Qualified Residential Mortgage: Background Data Analysis on Credit Risk Retention
Aug. 1, 2013
Joshua White and Scott Bauguess
In 2011, the Commission, OCC, FRB, FDIC, FHFA, and HUD jointly proposed the criteria for a qualified residential mortgage (QRM). The Commission received comments3 on the 2011 proposing release that questioned both the relevance of the data used in the proposing release and the underlying analysis. For example, Genworth suggested that the Agencies’ analysis is flawed because (1) it reflects only loans purchased by GSEs and thus excludes mortgage originations held in non-GSE portfolios, and (2) multivariate analysis was not conducted and some QRM proposed parameters might not significantly impact default risk once the primary factors are held constant. Commentators were also concerned that (3) private mortgage insurance (PMI) was not examined in the proposing release.
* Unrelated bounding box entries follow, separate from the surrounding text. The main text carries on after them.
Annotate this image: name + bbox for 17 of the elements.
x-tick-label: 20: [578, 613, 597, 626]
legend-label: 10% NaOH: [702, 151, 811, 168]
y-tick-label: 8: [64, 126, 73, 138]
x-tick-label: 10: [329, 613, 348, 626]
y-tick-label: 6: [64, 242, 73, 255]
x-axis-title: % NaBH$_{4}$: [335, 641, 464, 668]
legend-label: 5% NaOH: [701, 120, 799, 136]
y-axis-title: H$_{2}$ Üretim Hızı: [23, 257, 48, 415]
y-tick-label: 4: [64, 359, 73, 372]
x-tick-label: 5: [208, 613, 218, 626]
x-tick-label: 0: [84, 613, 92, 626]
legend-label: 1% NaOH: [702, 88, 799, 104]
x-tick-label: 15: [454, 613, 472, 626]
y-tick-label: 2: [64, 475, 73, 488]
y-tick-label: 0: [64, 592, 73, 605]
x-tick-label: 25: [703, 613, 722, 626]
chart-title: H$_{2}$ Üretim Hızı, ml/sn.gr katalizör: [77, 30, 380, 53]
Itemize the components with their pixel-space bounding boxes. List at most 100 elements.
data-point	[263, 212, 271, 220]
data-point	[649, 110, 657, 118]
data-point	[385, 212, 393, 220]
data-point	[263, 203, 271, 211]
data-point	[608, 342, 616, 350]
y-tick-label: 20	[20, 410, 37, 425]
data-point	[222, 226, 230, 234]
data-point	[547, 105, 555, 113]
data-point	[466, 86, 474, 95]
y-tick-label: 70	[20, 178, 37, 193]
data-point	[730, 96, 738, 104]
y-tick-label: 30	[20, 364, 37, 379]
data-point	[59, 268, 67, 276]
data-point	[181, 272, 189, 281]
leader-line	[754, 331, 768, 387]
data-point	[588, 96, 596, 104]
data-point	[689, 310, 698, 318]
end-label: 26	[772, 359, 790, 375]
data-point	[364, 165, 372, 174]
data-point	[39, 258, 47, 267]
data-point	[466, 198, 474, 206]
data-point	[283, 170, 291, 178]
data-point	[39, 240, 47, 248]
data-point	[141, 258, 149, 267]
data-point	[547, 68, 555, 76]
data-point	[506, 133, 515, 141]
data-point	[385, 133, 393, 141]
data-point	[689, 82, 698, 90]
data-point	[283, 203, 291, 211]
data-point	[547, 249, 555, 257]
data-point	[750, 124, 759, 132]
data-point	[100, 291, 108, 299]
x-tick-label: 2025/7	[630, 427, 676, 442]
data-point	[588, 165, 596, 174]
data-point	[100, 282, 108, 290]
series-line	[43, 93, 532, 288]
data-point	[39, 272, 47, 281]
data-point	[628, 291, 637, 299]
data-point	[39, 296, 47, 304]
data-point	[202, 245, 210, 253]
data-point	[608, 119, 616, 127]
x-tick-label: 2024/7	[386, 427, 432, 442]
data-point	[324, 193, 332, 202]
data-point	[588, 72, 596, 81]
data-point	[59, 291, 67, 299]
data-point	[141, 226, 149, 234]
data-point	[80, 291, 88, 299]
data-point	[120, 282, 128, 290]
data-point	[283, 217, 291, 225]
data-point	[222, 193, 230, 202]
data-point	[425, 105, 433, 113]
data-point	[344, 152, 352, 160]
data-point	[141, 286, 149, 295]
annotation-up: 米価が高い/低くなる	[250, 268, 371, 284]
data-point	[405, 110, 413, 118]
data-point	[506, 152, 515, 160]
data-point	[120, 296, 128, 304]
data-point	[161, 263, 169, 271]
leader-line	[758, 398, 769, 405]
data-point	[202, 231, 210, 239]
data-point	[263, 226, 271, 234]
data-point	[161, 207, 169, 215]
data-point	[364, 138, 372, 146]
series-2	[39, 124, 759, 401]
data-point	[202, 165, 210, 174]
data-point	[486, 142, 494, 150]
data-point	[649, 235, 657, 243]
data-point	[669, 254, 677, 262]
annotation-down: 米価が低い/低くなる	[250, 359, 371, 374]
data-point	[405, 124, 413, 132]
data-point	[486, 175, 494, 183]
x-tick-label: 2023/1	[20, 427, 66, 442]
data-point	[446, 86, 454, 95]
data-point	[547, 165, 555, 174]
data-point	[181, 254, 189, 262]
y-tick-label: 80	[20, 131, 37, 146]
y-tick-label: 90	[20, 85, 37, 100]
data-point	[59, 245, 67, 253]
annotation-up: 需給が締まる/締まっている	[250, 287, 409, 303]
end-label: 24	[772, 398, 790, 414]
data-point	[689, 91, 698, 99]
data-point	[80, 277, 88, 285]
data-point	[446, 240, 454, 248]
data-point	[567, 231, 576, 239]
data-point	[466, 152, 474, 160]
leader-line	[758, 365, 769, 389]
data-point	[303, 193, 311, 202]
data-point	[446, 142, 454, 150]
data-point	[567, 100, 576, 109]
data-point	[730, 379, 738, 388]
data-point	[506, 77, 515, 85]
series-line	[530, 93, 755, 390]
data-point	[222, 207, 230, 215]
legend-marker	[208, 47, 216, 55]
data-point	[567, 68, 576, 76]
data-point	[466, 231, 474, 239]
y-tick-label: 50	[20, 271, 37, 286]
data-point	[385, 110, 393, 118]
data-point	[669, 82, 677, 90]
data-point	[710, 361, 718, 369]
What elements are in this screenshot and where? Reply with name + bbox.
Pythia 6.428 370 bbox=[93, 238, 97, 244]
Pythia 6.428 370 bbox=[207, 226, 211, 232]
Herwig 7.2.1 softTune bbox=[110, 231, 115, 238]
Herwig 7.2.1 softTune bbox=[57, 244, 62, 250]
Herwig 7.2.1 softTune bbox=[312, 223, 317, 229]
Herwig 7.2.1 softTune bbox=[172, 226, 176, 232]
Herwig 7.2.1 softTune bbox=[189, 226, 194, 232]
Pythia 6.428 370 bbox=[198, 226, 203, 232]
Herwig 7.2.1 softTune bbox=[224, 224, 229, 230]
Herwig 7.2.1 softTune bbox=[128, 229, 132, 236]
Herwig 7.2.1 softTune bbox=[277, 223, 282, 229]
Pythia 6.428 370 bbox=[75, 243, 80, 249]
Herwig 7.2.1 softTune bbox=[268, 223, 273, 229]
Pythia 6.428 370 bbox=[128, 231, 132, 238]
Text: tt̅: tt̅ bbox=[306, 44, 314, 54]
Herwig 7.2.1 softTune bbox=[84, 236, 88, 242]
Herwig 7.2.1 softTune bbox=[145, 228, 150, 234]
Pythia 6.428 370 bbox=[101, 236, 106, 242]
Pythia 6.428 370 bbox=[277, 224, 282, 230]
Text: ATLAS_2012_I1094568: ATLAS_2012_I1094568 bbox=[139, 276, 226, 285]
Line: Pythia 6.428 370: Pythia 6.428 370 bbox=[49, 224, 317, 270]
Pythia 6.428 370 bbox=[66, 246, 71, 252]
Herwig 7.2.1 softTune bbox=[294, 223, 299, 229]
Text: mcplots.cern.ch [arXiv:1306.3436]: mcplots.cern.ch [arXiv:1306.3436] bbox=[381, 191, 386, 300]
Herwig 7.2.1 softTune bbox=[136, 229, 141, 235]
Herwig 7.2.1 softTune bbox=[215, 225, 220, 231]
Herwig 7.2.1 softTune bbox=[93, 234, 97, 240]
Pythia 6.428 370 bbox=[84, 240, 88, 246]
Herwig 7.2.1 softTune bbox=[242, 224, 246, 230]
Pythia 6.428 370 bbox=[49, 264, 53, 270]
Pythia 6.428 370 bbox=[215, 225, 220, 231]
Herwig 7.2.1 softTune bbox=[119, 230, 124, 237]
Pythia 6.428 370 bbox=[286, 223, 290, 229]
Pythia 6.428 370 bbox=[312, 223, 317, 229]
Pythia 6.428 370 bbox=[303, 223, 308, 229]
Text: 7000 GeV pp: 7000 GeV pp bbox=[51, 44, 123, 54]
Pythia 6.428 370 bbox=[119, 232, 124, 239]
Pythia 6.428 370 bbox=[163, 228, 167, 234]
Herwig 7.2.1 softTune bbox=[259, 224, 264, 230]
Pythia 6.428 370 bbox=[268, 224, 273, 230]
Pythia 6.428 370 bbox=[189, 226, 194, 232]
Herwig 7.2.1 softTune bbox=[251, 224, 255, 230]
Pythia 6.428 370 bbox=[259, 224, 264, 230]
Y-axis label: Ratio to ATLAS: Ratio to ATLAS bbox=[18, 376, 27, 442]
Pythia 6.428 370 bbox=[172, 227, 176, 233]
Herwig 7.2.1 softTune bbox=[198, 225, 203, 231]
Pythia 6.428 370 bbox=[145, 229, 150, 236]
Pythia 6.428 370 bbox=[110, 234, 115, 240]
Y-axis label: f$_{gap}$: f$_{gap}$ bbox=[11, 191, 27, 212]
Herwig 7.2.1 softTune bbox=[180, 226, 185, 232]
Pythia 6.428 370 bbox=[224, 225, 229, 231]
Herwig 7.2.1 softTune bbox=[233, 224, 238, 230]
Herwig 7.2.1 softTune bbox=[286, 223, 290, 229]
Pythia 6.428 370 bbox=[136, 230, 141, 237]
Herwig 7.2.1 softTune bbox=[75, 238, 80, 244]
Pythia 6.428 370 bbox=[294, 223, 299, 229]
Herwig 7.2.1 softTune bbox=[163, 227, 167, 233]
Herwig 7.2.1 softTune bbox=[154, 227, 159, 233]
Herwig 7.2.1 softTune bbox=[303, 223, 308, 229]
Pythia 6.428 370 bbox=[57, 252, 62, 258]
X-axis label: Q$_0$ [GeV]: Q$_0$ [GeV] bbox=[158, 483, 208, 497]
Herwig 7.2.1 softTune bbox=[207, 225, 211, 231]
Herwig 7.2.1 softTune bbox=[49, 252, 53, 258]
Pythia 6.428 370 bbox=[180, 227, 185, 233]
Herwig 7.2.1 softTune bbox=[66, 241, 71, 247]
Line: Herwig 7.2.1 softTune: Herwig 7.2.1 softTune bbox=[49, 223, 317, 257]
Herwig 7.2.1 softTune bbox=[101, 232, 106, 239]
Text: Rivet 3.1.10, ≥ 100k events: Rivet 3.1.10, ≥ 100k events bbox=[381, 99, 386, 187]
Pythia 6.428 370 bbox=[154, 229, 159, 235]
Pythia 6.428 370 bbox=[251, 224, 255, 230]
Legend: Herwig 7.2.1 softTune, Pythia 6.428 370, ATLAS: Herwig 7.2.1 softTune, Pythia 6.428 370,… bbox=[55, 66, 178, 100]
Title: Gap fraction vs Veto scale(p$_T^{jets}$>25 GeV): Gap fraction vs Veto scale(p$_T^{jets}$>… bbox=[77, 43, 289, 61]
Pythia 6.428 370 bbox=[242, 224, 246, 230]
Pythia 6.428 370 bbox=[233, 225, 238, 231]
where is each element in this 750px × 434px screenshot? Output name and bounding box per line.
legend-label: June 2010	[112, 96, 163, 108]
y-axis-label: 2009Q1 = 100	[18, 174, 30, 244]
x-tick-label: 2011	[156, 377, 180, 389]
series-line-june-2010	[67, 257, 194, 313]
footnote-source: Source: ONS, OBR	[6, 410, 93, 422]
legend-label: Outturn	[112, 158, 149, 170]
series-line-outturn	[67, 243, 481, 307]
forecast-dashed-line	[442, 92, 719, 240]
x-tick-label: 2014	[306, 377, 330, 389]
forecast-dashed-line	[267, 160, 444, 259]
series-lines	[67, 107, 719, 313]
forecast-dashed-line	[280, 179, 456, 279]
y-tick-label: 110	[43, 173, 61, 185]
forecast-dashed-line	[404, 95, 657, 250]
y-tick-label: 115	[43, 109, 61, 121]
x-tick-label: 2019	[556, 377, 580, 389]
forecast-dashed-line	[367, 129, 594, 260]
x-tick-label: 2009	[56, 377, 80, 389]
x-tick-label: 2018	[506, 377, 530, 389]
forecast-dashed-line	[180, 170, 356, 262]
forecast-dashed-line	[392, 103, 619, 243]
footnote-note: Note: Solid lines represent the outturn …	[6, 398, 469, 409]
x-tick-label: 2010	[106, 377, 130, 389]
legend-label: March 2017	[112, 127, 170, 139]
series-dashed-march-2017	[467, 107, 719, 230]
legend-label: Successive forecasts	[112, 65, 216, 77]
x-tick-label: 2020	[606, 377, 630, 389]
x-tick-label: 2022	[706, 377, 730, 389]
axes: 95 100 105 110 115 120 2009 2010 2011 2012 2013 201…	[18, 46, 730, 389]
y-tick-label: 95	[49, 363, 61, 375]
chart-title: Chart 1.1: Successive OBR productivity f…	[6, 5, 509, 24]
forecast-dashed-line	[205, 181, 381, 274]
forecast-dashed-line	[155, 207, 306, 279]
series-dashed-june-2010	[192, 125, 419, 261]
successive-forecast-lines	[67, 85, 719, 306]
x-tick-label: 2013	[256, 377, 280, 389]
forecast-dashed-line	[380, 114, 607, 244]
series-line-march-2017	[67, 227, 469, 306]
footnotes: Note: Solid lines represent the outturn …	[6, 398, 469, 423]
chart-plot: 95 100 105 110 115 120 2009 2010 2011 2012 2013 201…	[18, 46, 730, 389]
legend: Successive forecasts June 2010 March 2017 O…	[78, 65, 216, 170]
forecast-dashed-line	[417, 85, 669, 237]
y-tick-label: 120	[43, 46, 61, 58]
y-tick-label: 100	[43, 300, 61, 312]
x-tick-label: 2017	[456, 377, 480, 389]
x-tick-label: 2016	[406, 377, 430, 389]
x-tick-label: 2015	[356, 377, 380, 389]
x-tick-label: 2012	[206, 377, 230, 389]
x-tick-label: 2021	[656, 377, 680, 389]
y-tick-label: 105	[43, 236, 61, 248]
For example, Mortgage Guaranty Insurance Corporation (MGIC) cited studies by Milliman, Inc. and Promontory Financial Group that show a negative association between PMI and default risk, and pointed to the emphasis of the Dodd-Frank Act on mortgage insurance “to the extent such insurance or credit enhancement reduces the risk of default.”
This document provides an analysis of serious delinquencies among non-GSE securitized mortgages (“private label mortgages”) to address these comments, and to further understand the potential economic effects related to the definition of the term QRM. This analysis also considers the impact of the qualified mortgage (QM) definition on serious delinquency, including the effect of setting QRM guidelines narrower than those for QM.